Pasé a una rápida lectura sobre la infancia de personajes ilustres de las artes y las ciencias, y no encontré similitudes con la conducta de mi hijo. En general, se trata de niños taciturnos, que buscan refugio en la naturaleza. Eso dicen los manuales. Además, es muy común que los exploten, con la coartada de liberar sus ingentes talentos. Mozart ya salía de gira por las cortes a los 5 años, acompañando a su padre violinista. A la misma edad, Buster Keaton era arrojado al foso de los músicos como una bala humana en el show de variedades montado por su padre. Pobres cachorros: ni su lugar destacado en la historia amerita tal maltrato.
Mejor pensar que la frase desconcertante de Seve no fue una rebuscada figura retórica, sino una mera ocurrencia. Los adultos tenemos una nociva inclinación a ver a los hijos como proyectos. Y, a pesar de que les dispensamos la máxima dedicación, entendemos la infancia como mero pasaje. El prólogo de la mayoría de edad, la madurez, lo que realmente cuenta.
Cada gesto, cada palabra, cada preferencia del hijo o la hija son interpretados como un indicio de un oficio o profesión en ciernes. Su destreza con el lápiz nos lleva en línea recta a las bellas artes, su agilidad vaticina una destacada incursión en los deportes, acaso una medalla olímpica. Es difícil dejar fluir el gozo del instante. Las ocupaciones placenteras de la edad. El juego. Es difícil mirar a los niños como lo que son: puro presente. Igual que sus padres.
Si fuera por la meticulosidad con que Severino limpia la mesa cada vez que vuelca su jugo o deja caer miguitas, tendría que pronosticarle una exitosa carrera en el rubro limpieza y mantenimiento. O podría optar, henchido de orgullo, por la fuerza con la que ya, a sus 2 años, le pega a la pelota de fútbol. Y aventurar un itinerario signado por la fama, los euros y los viajes.

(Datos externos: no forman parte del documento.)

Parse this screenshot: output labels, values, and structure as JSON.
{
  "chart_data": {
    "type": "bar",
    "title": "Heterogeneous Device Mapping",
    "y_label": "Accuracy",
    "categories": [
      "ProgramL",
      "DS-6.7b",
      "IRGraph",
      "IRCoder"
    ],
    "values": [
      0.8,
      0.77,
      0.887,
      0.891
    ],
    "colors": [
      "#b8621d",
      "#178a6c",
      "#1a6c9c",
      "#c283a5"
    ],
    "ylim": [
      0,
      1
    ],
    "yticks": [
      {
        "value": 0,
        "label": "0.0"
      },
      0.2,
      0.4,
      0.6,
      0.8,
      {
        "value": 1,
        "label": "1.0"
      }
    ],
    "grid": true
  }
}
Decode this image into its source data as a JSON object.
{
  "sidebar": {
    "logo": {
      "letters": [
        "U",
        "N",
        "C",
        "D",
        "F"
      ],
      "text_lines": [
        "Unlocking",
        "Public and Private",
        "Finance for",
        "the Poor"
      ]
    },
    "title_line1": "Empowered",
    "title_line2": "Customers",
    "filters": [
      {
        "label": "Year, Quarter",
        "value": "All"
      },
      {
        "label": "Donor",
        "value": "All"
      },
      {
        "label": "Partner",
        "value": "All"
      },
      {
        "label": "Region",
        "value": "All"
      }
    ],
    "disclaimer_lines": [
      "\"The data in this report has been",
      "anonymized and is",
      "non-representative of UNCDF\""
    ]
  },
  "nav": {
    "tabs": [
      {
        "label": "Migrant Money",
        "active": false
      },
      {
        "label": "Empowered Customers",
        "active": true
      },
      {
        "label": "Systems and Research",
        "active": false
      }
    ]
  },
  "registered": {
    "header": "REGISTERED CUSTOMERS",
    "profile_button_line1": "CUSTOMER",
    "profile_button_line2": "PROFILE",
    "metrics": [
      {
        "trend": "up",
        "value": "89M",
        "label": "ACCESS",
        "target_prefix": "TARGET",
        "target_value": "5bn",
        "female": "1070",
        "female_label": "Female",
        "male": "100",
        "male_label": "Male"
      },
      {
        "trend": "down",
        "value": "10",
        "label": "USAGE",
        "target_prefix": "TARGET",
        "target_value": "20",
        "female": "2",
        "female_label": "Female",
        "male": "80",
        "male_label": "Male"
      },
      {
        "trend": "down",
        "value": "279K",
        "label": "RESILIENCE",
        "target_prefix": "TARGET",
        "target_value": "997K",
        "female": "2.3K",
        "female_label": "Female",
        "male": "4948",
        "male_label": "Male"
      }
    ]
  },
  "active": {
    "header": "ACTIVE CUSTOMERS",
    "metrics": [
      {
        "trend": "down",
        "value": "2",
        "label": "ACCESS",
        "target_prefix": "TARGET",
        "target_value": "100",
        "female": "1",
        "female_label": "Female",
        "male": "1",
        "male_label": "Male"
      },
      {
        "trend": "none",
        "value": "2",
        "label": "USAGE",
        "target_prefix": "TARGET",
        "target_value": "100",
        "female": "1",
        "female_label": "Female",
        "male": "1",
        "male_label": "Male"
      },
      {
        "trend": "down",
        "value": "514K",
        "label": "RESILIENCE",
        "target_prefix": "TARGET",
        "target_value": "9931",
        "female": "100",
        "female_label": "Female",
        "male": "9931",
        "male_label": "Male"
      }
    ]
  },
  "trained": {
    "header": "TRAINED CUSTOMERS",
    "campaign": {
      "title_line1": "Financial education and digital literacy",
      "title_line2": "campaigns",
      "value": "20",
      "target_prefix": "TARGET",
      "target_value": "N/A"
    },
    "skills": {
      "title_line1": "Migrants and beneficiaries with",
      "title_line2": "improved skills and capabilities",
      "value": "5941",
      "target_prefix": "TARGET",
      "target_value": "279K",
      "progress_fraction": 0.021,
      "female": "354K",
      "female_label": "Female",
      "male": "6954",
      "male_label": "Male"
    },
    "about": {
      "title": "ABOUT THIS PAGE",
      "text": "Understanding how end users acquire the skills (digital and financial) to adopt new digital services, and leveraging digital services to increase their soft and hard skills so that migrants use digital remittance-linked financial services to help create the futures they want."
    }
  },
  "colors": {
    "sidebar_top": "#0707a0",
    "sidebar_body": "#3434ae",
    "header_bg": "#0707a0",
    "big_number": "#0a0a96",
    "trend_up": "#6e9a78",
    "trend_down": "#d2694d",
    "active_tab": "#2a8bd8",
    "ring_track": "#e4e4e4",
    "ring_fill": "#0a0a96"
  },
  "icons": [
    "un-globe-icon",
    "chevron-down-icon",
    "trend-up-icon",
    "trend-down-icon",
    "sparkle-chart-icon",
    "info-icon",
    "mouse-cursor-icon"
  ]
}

Me temo que los mayores tenemos, en este sentido, una actitud parasitaria. A falta de un futuro propio estimulante, diseñamos uno emocionante para nuestros hijos. Usurpamos su imaginación sin consultarlos. Claro que mucho peor es oprimirlos con el peso de nuestra biografía. Como esos cardiólogos con hijos cardiólogos, empresarios con hijos empresarios y –la profesión familiar por excelencia– abogados con hijos abogados.
Acabo de decidir que me voy a abstener de detectar vocaciones. Que lo único que incentivaré en mi hijo Severino –mucho más acá de sus habilidades y sus gustos– es una ética social. Espero estar a la altura. A qué se dedique algún día, no tiene mucha importancia.